It seems the WeWork pain is seemingly endless for Softbank. After already announcing Vision Fund losses to the tune of $14.8 billion two weeks back, the company today announced booking of an addition $9.6 billion in losses, from investments made outside of the Vision Fund. And out of that $9.6B, $6.6 billion accounts to guess who? WeWork.
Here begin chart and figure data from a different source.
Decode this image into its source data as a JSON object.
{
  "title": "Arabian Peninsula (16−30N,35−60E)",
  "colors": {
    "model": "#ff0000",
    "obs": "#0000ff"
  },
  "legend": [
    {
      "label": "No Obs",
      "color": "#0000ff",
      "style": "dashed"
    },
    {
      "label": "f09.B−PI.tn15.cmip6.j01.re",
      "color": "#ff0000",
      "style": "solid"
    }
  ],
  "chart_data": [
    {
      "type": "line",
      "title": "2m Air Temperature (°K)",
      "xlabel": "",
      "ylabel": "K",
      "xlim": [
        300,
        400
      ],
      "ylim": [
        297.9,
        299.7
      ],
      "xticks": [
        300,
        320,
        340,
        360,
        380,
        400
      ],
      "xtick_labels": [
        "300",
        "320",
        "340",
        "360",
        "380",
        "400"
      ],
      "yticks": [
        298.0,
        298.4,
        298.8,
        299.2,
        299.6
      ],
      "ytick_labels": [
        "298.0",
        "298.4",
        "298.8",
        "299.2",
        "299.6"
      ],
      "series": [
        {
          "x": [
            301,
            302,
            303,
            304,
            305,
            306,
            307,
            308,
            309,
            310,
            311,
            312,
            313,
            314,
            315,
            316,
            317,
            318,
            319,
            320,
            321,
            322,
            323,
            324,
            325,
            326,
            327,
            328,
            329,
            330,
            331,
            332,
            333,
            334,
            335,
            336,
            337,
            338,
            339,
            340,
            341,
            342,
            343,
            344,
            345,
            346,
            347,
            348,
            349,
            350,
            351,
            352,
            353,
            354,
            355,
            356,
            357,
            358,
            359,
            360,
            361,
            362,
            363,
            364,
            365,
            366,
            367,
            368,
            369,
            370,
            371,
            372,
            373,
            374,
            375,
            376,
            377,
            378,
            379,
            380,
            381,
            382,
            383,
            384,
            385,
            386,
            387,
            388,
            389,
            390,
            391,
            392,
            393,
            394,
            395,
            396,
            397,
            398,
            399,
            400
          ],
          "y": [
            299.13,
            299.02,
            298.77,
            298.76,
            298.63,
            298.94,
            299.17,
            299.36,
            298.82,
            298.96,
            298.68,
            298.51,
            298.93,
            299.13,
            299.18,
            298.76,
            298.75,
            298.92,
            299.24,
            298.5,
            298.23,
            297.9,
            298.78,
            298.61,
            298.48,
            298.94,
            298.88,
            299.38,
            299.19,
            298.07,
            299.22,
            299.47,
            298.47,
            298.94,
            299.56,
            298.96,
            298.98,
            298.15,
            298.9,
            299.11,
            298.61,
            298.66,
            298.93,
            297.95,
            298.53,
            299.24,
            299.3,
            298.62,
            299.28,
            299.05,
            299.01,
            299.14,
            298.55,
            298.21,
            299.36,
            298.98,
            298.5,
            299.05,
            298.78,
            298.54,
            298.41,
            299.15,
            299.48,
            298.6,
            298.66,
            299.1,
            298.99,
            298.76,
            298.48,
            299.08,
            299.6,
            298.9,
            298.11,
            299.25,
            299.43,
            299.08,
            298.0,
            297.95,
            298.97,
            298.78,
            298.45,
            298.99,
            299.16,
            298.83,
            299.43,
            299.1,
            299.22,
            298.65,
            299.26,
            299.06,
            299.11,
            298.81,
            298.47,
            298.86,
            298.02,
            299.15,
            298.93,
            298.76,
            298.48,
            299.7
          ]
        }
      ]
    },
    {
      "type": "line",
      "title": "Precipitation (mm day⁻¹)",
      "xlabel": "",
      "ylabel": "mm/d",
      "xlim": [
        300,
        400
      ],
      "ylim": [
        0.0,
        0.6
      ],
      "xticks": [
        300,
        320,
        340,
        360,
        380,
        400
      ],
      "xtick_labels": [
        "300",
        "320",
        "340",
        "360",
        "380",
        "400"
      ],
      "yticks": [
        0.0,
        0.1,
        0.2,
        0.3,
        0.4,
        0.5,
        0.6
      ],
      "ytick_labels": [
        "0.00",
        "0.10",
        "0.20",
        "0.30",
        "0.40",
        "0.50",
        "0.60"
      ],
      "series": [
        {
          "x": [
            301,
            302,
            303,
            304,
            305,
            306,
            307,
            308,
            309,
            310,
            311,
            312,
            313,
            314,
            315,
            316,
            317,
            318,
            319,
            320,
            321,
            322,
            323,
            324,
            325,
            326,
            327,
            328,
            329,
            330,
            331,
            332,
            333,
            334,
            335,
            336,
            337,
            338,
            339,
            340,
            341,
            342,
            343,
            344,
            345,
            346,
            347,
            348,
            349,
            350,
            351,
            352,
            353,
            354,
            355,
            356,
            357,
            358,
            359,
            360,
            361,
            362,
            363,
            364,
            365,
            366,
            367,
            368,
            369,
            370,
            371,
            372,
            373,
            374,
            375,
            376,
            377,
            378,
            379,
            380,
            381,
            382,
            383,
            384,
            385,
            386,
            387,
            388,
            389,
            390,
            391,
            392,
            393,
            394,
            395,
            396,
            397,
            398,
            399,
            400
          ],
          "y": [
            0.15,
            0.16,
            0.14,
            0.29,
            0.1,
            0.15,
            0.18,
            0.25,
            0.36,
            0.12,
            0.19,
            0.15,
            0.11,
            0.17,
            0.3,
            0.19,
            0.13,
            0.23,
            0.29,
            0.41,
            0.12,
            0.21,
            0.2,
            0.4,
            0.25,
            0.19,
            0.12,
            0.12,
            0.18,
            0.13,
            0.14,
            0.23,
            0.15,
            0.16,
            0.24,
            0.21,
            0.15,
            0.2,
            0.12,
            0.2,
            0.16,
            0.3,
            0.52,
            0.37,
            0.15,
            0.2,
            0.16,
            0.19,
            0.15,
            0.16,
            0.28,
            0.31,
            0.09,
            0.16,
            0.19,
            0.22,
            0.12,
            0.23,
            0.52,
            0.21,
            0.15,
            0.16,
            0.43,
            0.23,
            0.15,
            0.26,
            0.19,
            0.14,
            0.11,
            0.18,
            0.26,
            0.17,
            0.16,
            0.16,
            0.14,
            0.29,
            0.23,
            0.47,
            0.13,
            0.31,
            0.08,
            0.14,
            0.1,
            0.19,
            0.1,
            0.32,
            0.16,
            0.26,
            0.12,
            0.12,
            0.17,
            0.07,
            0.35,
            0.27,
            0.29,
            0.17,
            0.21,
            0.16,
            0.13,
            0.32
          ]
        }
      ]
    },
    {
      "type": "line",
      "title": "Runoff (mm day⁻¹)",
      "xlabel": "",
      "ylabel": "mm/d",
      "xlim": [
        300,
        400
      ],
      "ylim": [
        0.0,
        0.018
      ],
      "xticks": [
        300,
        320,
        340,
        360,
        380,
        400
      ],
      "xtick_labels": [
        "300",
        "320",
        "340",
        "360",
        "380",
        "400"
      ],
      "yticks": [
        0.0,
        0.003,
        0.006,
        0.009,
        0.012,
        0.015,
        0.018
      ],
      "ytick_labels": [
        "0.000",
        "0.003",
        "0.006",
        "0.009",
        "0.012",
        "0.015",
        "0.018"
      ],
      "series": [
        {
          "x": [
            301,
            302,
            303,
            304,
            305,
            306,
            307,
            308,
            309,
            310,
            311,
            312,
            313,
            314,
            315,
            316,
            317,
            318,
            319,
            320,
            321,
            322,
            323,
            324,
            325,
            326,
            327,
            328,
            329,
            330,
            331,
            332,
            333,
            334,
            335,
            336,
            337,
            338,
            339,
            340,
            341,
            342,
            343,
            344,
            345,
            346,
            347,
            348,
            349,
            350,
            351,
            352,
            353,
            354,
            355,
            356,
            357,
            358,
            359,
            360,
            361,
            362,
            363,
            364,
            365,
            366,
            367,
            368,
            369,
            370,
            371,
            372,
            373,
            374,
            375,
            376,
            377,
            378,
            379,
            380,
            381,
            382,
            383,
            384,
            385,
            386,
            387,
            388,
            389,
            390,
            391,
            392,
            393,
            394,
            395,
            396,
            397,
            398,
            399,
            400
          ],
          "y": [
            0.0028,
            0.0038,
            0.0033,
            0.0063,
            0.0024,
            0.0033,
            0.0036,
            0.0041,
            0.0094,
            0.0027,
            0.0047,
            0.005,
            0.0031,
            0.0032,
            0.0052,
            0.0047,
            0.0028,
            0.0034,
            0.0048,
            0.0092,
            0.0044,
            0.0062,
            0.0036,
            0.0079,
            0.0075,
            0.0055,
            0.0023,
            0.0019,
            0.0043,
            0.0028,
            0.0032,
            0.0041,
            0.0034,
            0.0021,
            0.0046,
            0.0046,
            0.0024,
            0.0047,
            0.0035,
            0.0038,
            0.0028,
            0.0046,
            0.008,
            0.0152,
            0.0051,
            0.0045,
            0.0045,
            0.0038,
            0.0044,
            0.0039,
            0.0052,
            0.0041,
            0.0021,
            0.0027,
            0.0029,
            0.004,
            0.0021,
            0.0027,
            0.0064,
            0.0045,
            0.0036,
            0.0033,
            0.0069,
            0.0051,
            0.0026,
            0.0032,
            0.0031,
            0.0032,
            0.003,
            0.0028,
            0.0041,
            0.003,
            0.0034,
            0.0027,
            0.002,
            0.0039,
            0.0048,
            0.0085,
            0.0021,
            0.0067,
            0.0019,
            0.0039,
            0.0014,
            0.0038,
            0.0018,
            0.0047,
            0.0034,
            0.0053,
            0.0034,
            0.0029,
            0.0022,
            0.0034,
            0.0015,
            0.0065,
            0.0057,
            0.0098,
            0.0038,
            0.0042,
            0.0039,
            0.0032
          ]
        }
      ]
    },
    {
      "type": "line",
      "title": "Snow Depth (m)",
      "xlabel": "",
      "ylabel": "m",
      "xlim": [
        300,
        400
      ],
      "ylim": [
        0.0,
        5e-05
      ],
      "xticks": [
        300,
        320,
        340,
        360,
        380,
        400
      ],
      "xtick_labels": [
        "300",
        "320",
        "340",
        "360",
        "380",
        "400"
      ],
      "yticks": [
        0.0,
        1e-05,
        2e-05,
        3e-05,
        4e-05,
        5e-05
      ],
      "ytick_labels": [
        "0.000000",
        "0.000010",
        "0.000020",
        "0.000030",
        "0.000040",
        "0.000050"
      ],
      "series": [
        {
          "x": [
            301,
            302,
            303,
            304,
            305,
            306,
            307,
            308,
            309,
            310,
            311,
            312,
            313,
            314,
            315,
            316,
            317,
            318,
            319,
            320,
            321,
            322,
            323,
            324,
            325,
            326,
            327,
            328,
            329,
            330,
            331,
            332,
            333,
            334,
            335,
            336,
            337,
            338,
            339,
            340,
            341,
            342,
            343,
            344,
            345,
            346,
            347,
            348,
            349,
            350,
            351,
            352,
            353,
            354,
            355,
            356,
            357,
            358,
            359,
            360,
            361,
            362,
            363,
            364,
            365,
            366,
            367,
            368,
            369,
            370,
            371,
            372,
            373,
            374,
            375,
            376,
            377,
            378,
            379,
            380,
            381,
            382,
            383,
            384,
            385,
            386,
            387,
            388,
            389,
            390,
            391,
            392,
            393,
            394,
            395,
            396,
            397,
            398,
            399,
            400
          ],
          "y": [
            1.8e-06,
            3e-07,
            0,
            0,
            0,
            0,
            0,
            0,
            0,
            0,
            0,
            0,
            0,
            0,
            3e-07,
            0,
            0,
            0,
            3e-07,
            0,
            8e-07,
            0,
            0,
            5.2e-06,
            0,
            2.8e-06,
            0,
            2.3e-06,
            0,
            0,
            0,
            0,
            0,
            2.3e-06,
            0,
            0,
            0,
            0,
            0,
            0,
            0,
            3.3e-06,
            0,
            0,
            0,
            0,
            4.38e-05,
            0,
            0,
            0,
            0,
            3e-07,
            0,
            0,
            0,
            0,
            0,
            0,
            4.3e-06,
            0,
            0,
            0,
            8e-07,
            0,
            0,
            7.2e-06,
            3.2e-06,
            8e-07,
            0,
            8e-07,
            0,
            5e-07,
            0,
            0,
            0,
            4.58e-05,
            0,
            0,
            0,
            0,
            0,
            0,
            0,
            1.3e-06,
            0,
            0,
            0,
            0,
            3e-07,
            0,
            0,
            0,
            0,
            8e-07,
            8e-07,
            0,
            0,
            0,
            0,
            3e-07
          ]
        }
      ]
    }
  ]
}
The company still stands by its earlier estimate of record breaking annual operating loss at 1.35 trillion yen, which was announced earlier this month. The company has had more than just a rough year, with its $100 billion investment fund returning nothing but sour fruit. Investments into startups that failed, or are failing, caused the company’s profits to slip, way before coronavirus became a thing.
In terms of these additional losses coming to light, SoftBank said a newly recognised non-operating loss of ¥700bn on WeWork arose from the “fair value measurement” of the bailout package it had provided to the company back in 2019. The package, totaling $8Bn, included a $1.5bn cash fuel as well as $2.2bn in debt and a $1.75bn line of credit for WeWork. There was an additional $3 Billion tender offer to buy shares of founder Adam Neumann and certain investors, but it was recently rescinded by the Japanese conglomerate. WeWork has since sued Softbank for the same.
The company had already poured in a whopping $13.5 billion in the office sharing startup, which was already dying. COVID 19 did it no favors, and made the slowdown even more vigorous.
Softbank’s Masayoshi Son has been, for the past couple of years or so, putting around billion of dollars globally, in what many have termed extremely risky early-stage bets. Some examples of those multi-billion dollar failures include coworking startup WeWork (whose IPO failed miserably, along with gross corruption within the company) and the satellite company OneWeb (recently announced bankruptcy). Softbank’s other bets, like the one in India’s Oyo, aren’t looking too good either. Uber, where Softbank invested heavily, has failed to rise over its IPO subscription price, even once.
Investors however remained largely undeterred with the announcement. Shares in SoftBank rose as much as 3.6 per cent on Thursday to ¥4,775 despite the additional losses. But that is largely because investors have already written off the value of WeWork investment.